Grains also play a role in interference with vitamin D metabolism and in related deficiencies of vitamins A, C, and B12. These nutrients are not present in grains (again, ironically, unless they have been processed and then “fortified” by adding back the missing vitamins—albeit at a much reduced bioavailability). Deficiencies of these basic vitamins are prevalent mainly in third-world countries (see the recurring theme?). However, even Western eaters with more balanced diets, but who still rely too heavily on grains, miss out on eating more nutritious foods, such as meats, fruits, and vegetables. In the United States, 45 percent of citizens get zero daily servings of fruit or juice and 22 percent get no daily vegetables.
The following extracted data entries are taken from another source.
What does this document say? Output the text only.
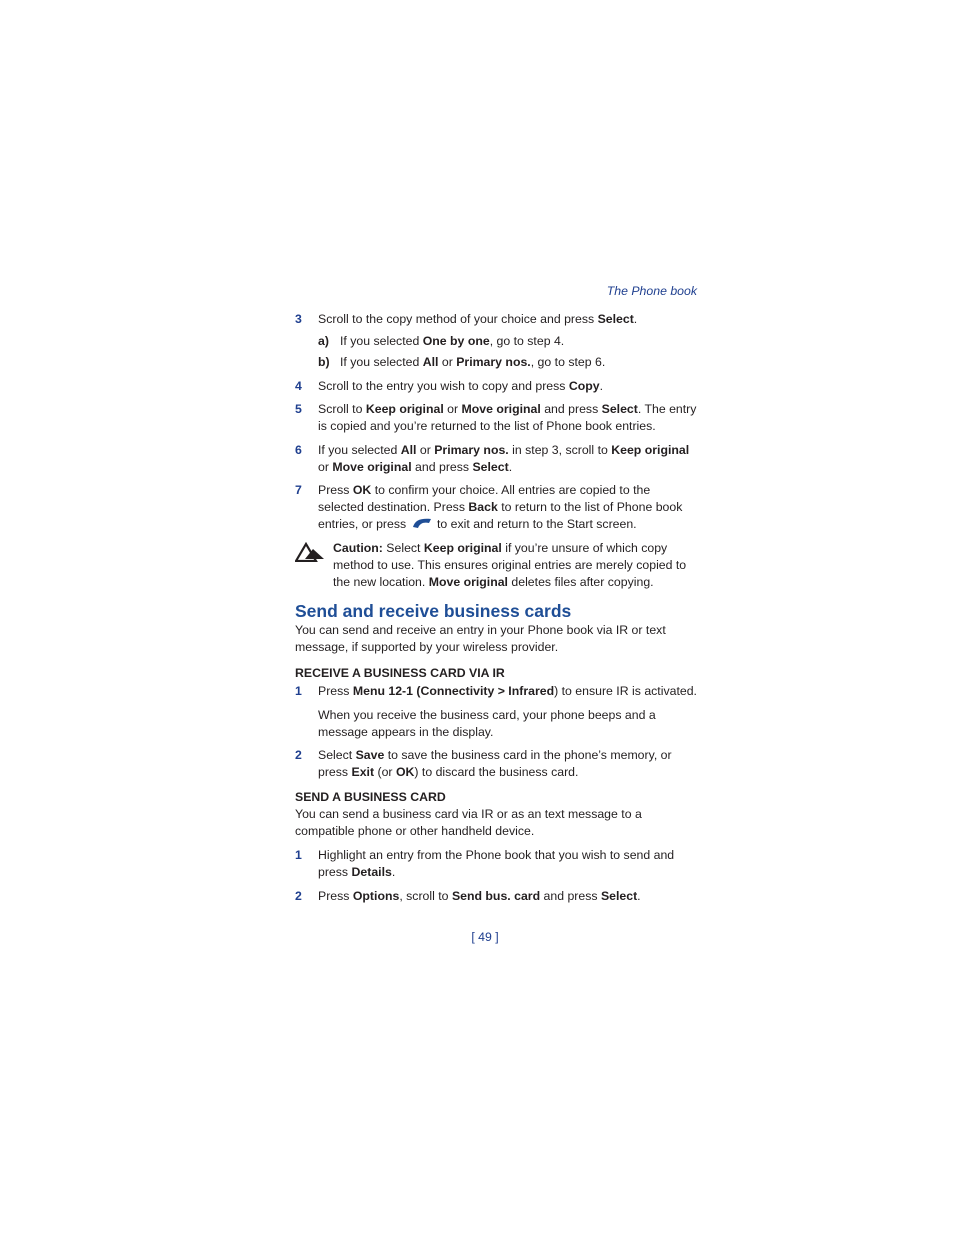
The Phone book
3	Scroll to the copy method of your choice and press Select.
a) If you selected One by one, go to step 4.
b) If you selected All or Primary nos., go to step 6.
4	Scroll to the entry you wish to copy and press Copy.
5	Scroll to Keep original or Move original and press Select. The entry is copied and you’re returned to the list of Phone book entries.
6	If you selected All or Primary nos. in step 3, scroll to Keep original or Move original and press Select.
7	Press OK to confirm your choice. All entries are copied to the selected destination. Press Back to return to the list of Phone book entries, or press  to exit and return to the Start screen.
Caution: Select Keep original if you’re unsure of which copy method to use. This ensures original entries are merely copied to the new location. Move original deletes files after copying.
Send and receive business cards
You can send and receive an entry in your Phone book via IR or text message, if supported by your wireless provider.
RECEIVE A BUSINESS CARD VIA IR
1	Press Menu 12-1 (Connectivity > Infrared) to ensure IR is activated.
When you receive the business card, your phone beeps and a message appears in the display.
2	Select Save to save the business card in the phone’s memory, or press Exit (or OK) to discard the business card.
SEND A BUSINESS CARD
You can send a business card via IR or as an text message to a compatible phone or other handheld device.
1	Highlight an entry from the Phone book that you wish to send and press Details.
2	Press Options, scroll to Send bus. card and press Select.
[ 49 ]
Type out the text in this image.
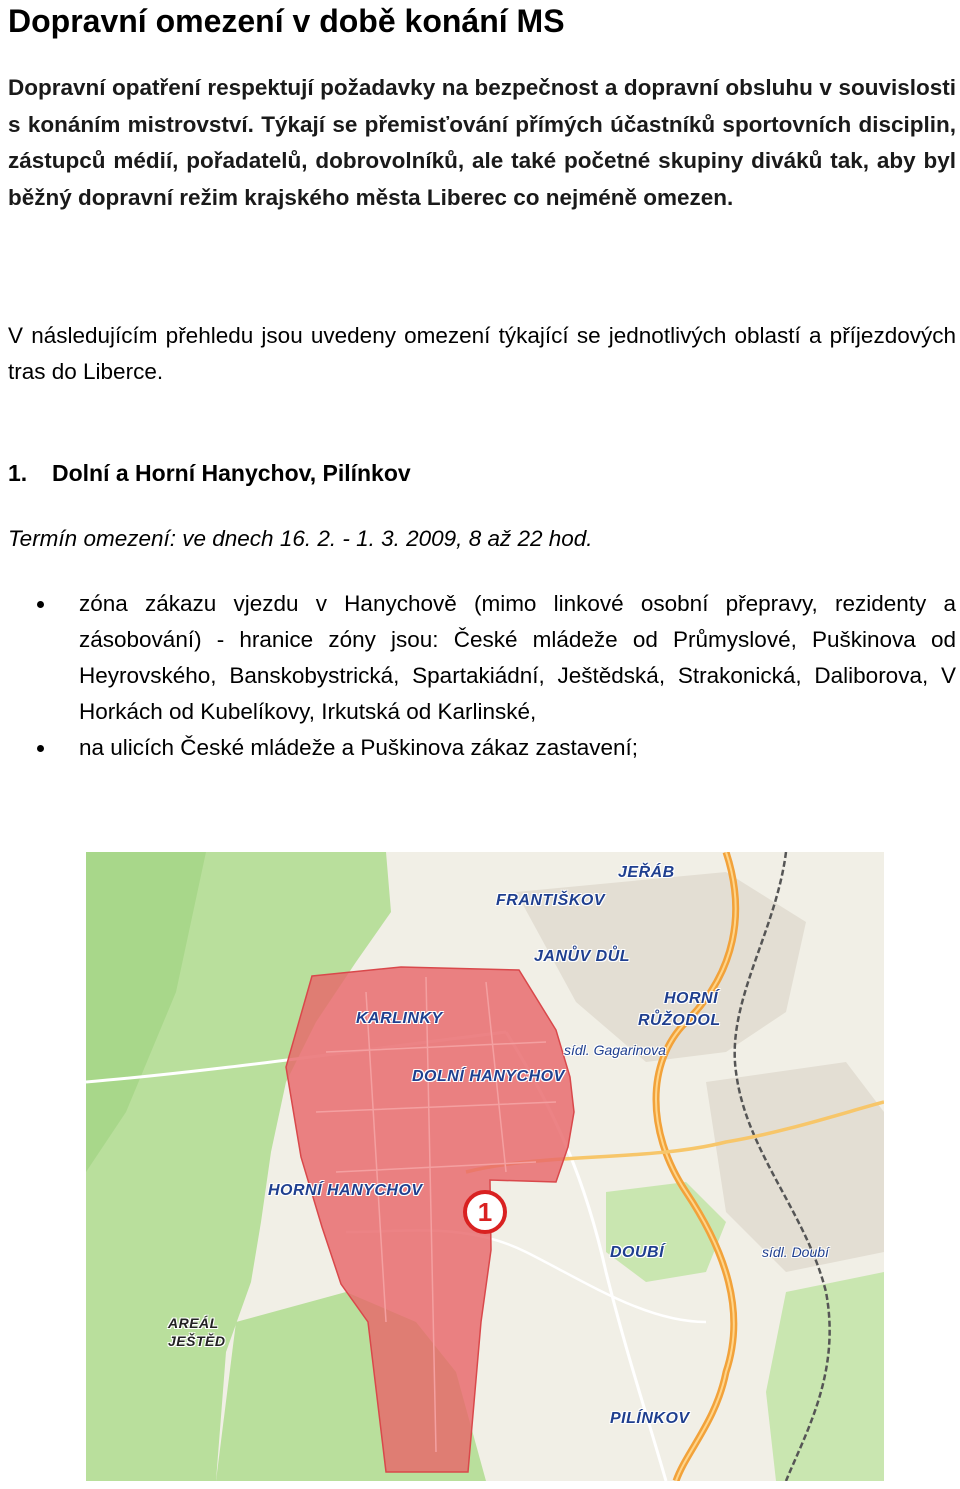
Dopravní omezení v době konání MS

Dopravní opatření respektují požadavky na bezpečnost a dopravní obsluhu v souvislosti s konáním mistrovství. Týkají se přemisťování přímých účastníků sportovních disciplin, zástupců médií, pořadatelů, dobrovolníků, ale také početné skupiny diváků tak, aby byl běžný dopravní režim krajského města Liberec co nejméně omezen.

V následujícím přehledu jsou uvedeny omezení týkající se jednotlivých oblastí a příjezdových tras do Liberce.

1. Dolní a Horní Hanychov, Pilínkov

Termín omezení: ve dnech 16. 2. - 1. 3. 2009, 8 až 22 hod.

zóna zákazu vjezdu v Hanychově (mimo linkové osobní přepravy, rezidenty a zásobování) - hranice zóny jsou: České mládeže od Průmyslové, Puškinova od Heyrovského, Banskobystrická, Spartakiádní, Ještědská, Strakonická, Daliborova, V Horkách od Kubelíkovy, Irkutská od Karlinské,
na ulicích České mládeže a Puškinova zákaz zastavení;
JEŘÁB
FRANTIŠKOV
JANŮV DŮL
HORNÍ
RŮŽODOL
sídl. Gagarinova
KARLINKY
DOLNÍ HANYCHOV
HORNÍ HANYCHOV
DOUBÍ	sídl. Doubí
AREÁL
JEŠTĚD
PILÍNKOV
1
Certain grain (and also some dairy) proteins mimic those found in viruses and bacteria, triggering an immune response when ingested. Gluten—the large, water-soluble protein that creates the elasticity in dough (it’s also the primary glue in wallpaper paste)—is found in most common grains, such as wheat, rye, and barley. Researchers now believe that as many as a third of us are probably gluten-intolerant or gluten-sensitive. That third of us (and I would suspect many more on a subclinical level) “react” to gluten with a perceptible inflammatory response. Over time, those who are known to be gluten-intolerant can develop a dismal array of medical conditions: dermatitis, joint pain, reproductive problems, acid reflux and other digestive conditions, autoimmune disorders, and celiac disease. And that still doesn’t mean that the rest of us aren’t experiencing some milder negative effect that simply doesn’t manifest itself so obviously.